The Australian Consumer and Competition Commission has appealed to the Federal Court to review the Australian Competition Tribunal's recent decision on the terms of access by Glencore to services at the Port of Newcastle.
It follows the tribunal's rearbitration of an access dispute between Glencore and the Port of Newcastle in October about the charge for ships entering the port to export Glencore's coal.
Glencore is the biggest exporter of coal from Newcastle, and the navigation service charges are the port's main source of revenue.
The tribunal ruling, which did not apply to other coal companies using the shipping channel, was due to expire in 2031.
"While the Tribunal took the same approach as the ACCC on a number of issues, the ACCC is seeking review of the Tribunal's treatment of user funding at the port," ACCC Chair Rod Sims said on Thursday.
A significant part of the dispute is about whether the costs that the Port of Newcastle is allowed to recover should include the costs for dredging the shipping channel that were historically funded by various users of the port.
The ACCC excluded these user funded amounts in its original arbitration and determined an access charge of $0.61 per gross tonne as at 1 January 2018. However, the tribunal included these amounts and determined an access charge $1.01 per gross tonne.
The tribunal's decision allows the Port of Newcastle to recover the user funded amounts in its access charge.
"The ACCC does not consider it to be economically efficient for a service provider to be allowed to charge any user for costs of assets that have already been funded by users," Mr Sims said.

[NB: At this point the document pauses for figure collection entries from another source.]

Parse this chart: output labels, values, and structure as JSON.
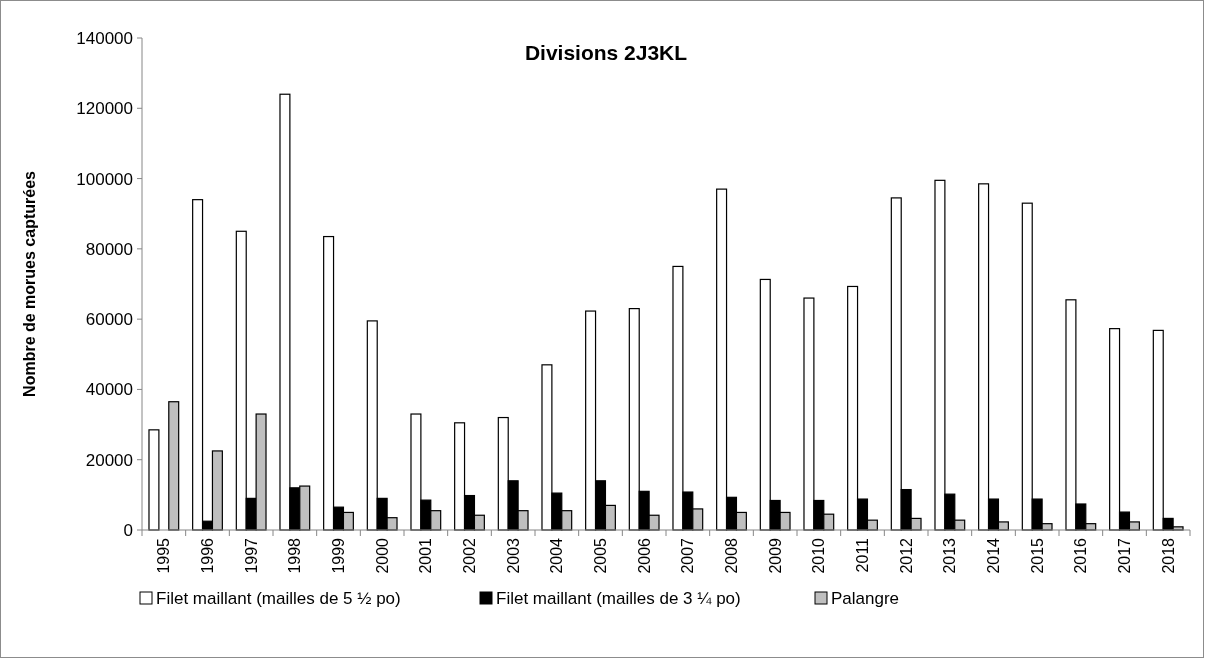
{
  "chart_data": {
    "type": "bar",
    "title": "Divisions 2J3KL",
    "ylabel": "Nombre de morues capturées",
    "categories": [
      "1995",
      "1996",
      "1997",
      "1998",
      "1999",
      "2000",
      "2001",
      "2002",
      "2003",
      "2004",
      "2005",
      "2006",
      "2007",
      "2008",
      "2009",
      "2010",
      "2011",
      "2012",
      "2013",
      "2014",
      "2015",
      "2016",
      "2017",
      "2018"
    ],
    "series": [
      {
        "name": "Filet maillant (mailles de 5 ½ po)",
        "color": "#ffffff",
        "values": [
          28500,
          94000,
          85000,
          124000,
          83500,
          59500,
          33000,
          30500,
          32000,
          47000,
          62300,
          63000,
          75000,
          97000,
          71300,
          66000,
          69300,
          94500,
          99500,
          98500,
          93000,
          65500,
          57300,
          56800
        ]
      },
      {
        "name": "Filet maillant (mailles de 3 ¼ po)",
        "color": "#000000",
        "values": [
          0,
          2500,
          9000,
          12000,
          6500,
          9000,
          8500,
          9800,
          14000,
          10500,
          14000,
          11000,
          10800,
          9300,
          8400,
          8400,
          8800,
          11500,
          10200,
          8800,
          8800,
          7400,
          5100,
          3300
        ]
      },
      {
        "name": "Palangre",
        "color": "#bfbfbf",
        "values": [
          36500,
          22500,
          33000,
          12500,
          5000,
          3500,
          5500,
          4200,
          5500,
          5500,
          7000,
          4200,
          6000,
          5000,
          5000,
          4500,
          2800,
          3300,
          2800,
          2300,
          1800,
          1800,
          2300,
          900
        ]
      }
    ],
    "ylim": [
      0,
      140000
    ],
    "yticks": [
      0,
      20000,
      40000,
      60000,
      80000,
      100000,
      120000,
      140000
    ],
    "grid": false,
    "legend": "bottom"
  }
}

"Our appeal will focus on what we will argue are errors in the way the Tribunal has approached the principles of user funding, which could have implications for other regulatory matters."
Mr Sims previously argued that allowing the port to become an unconstrained monopoly was not in the economy's best interests.
Port of Newcastle chief executive Craig Carmody said on Thursday said the ACCC appeal was a disappointing development.
"Port pricing should remain subject to an appropriate and efficient commercial relationship between the port and its customers," Mr Carmody said.
"The endless legal battles erode confidence in investing in infrastructure, be it at the mine or at the port, in one of Australia's most important export industries.
"We will continue to sit down with our customers to discuss our services and pricing, respecting the need for all parties to return to a normal commercial relationship."